Overnight, Hancock became a completely online school. Fifth grade teacher Matt Oeffling had recently taught everyone how to use Google Classroom, including teachers who had been with the school for 20 years. “I don’t know how we could have done this without him,” Hightower said. She was part of longstanding support group of principals, diverse in every way, who originally came together spontaneously. They counted on each other. She said she learned even more about leadership in crisis after she was  selected for the National Institute of School Leadership (NISL).

Irene was especially grateful to belong to the union. She is a member of the executive board and also represents elementary school principals. Since the union organized, she has watched school leaders gain rights as fundamental as a clear, objective path to promotion. Through the pandemic, AASD has provided “a lot of camaraderie and information daily.”

Since March 2021, the district has had phased reopenings. On April 12, all students were invited to return. Because they were using an A/B schedule, not all families could take advantage. Often one parent was in the military and the other working at an essential job, like in a hospital, so the children had to go to day care facilities with no internet.

“The learning loss is tremendous now that we’re fully back,” she says. “We’re spending a lot of time teaching Ks and first graders how to be in school.” Most of the children are a year behind. With such high need and staff shortages, Hightower herself has had to return to the classroom to substitute, and she says, “It’s nice. I enjoy it. I always want to be with the kids.”

The return was super-charged with emotion. The support around COVID-19 testing “has been impossible.” Some staff are still terrified of the virus. Others are joyous to be back. There is a great deal of trauma. A teacher lost one of her best friends to COVID-19 aboard the USS Roosevelt on its way to Guam. One of Irene’s nearest and dearest, “a work husband,” she calls him, who was immunocompromised, almost died. She reopened school with his story in hopes of helping some reluctant staff accept the mask mandate. 

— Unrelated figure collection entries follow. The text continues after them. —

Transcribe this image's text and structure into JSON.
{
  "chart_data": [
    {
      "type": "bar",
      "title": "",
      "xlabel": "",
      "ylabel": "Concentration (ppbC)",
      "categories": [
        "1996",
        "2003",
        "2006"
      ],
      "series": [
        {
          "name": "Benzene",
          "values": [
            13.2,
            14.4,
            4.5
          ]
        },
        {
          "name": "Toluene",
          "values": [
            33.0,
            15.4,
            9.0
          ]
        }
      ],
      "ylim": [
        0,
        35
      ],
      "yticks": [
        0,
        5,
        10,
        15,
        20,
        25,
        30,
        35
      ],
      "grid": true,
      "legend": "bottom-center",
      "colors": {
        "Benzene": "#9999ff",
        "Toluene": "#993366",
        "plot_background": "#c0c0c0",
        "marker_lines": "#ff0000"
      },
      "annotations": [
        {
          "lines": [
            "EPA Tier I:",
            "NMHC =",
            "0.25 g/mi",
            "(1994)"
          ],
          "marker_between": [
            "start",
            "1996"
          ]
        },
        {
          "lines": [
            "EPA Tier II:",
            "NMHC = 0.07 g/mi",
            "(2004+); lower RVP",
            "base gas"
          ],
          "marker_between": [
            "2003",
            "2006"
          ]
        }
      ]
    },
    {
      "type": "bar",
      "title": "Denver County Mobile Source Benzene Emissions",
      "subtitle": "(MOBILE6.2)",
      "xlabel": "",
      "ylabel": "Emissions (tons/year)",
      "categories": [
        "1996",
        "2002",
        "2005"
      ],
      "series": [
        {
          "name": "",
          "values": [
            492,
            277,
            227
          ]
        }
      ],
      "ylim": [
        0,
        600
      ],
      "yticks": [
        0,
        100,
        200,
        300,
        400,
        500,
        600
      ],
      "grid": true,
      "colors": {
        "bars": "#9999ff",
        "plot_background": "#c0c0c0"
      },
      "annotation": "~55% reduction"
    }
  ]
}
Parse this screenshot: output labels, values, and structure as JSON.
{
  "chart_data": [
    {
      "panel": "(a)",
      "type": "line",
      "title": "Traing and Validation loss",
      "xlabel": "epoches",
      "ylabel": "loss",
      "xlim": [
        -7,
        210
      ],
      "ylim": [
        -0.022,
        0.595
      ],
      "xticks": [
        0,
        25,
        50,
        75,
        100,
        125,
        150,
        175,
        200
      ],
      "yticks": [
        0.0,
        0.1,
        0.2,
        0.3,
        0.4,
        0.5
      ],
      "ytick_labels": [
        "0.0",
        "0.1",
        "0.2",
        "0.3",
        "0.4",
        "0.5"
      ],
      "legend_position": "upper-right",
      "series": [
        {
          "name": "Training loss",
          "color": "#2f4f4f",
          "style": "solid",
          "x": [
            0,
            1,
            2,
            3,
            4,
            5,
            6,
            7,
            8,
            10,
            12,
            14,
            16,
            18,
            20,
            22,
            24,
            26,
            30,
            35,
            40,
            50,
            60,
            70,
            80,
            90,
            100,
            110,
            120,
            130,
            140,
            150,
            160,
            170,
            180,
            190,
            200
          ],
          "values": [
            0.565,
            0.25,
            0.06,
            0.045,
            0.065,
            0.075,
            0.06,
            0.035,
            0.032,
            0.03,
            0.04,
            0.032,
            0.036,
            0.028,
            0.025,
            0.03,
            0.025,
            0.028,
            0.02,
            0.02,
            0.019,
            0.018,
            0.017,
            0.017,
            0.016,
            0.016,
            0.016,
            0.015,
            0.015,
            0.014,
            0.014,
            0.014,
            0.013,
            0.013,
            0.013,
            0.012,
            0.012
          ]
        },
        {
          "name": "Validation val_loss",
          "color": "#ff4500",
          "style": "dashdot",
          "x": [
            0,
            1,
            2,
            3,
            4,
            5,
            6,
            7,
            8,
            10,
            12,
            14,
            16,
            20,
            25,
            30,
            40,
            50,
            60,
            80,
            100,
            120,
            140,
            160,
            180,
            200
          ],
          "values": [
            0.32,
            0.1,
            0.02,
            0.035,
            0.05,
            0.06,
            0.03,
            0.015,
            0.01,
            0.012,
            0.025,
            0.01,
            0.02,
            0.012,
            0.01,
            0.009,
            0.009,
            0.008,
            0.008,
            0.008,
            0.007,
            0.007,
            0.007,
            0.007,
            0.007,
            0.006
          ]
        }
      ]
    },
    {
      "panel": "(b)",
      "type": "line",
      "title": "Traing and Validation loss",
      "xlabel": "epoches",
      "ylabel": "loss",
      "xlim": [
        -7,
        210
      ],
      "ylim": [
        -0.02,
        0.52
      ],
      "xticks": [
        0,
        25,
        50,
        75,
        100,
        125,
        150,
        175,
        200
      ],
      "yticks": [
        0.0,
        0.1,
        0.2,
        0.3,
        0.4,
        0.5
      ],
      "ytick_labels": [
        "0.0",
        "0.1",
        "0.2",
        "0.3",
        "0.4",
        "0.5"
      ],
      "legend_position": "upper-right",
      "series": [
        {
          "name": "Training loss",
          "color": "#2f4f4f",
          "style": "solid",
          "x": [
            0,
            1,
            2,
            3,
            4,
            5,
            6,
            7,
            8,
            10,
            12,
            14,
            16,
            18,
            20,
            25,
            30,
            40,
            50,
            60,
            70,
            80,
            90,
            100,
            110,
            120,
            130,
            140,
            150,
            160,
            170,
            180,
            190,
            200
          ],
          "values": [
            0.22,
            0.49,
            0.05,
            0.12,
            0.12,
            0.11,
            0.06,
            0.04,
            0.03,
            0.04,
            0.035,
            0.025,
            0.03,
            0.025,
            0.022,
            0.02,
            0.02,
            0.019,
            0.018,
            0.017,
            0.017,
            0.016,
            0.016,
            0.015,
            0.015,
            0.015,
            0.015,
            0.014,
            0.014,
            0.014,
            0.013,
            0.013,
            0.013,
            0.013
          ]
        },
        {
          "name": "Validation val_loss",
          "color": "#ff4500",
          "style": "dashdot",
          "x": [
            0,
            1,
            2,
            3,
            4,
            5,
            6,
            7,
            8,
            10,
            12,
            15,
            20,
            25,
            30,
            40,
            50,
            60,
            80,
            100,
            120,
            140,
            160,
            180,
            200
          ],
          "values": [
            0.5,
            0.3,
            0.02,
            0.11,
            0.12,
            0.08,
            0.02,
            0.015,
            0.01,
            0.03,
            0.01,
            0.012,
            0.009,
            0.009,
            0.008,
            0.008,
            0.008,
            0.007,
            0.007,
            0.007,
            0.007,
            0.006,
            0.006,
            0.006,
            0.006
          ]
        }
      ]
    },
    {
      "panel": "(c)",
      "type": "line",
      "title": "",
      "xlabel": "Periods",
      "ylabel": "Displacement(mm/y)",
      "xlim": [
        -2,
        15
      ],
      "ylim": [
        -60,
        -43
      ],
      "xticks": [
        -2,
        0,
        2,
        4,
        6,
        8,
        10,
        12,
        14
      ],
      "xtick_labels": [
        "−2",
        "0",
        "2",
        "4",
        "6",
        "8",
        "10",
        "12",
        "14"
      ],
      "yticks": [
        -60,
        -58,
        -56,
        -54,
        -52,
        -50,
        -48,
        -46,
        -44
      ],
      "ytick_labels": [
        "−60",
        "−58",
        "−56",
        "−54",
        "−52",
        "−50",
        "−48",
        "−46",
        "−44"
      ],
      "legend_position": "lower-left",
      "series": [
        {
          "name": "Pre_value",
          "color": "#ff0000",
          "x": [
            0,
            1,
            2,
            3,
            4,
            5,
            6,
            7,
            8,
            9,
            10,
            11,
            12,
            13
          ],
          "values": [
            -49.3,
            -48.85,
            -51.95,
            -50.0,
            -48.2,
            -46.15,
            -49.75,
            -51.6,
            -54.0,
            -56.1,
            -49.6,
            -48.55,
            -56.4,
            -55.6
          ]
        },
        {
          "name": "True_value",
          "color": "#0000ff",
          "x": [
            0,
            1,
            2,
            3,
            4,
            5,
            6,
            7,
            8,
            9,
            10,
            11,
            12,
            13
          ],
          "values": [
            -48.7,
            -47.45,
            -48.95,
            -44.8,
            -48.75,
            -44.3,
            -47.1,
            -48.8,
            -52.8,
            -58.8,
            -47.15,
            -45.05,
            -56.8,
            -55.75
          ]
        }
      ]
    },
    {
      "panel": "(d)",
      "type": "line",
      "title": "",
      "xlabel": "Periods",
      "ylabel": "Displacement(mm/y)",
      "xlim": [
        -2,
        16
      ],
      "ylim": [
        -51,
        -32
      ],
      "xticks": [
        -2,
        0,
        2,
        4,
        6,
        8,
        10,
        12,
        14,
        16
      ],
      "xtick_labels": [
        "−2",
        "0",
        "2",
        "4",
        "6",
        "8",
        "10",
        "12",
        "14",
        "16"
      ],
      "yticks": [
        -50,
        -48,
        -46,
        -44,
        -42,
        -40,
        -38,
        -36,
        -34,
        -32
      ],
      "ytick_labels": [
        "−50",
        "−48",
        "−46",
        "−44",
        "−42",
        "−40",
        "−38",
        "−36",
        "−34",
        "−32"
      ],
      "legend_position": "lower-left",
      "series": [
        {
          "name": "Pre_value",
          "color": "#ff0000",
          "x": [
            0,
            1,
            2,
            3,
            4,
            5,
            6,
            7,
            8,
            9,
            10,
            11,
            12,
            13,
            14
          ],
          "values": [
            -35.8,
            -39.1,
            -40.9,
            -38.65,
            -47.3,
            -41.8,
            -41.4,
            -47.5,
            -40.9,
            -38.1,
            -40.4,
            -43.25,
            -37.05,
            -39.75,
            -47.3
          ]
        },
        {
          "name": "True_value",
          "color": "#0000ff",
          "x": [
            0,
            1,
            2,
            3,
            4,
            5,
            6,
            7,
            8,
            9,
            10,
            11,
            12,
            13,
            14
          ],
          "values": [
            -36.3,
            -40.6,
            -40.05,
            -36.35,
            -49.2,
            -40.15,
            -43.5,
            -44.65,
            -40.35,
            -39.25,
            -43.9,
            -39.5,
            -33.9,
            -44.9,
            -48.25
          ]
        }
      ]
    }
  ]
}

“I told them about how he went into the hospital in January and had to be put into a medically induced coma. His husband and I had to figure out how to make final arrangements if it came to that," she said. "Then he came out of it after weeks. He had to have speech and physical therapy, and now he’s back full-time as an instructional coordinator.”

For the first time in her career, Irene broke down publicly. She said, “I don’t want it to happen to you or our children.” 

All she heard after that was, “Can I give you a hug?” She never heard an objection, and she never has.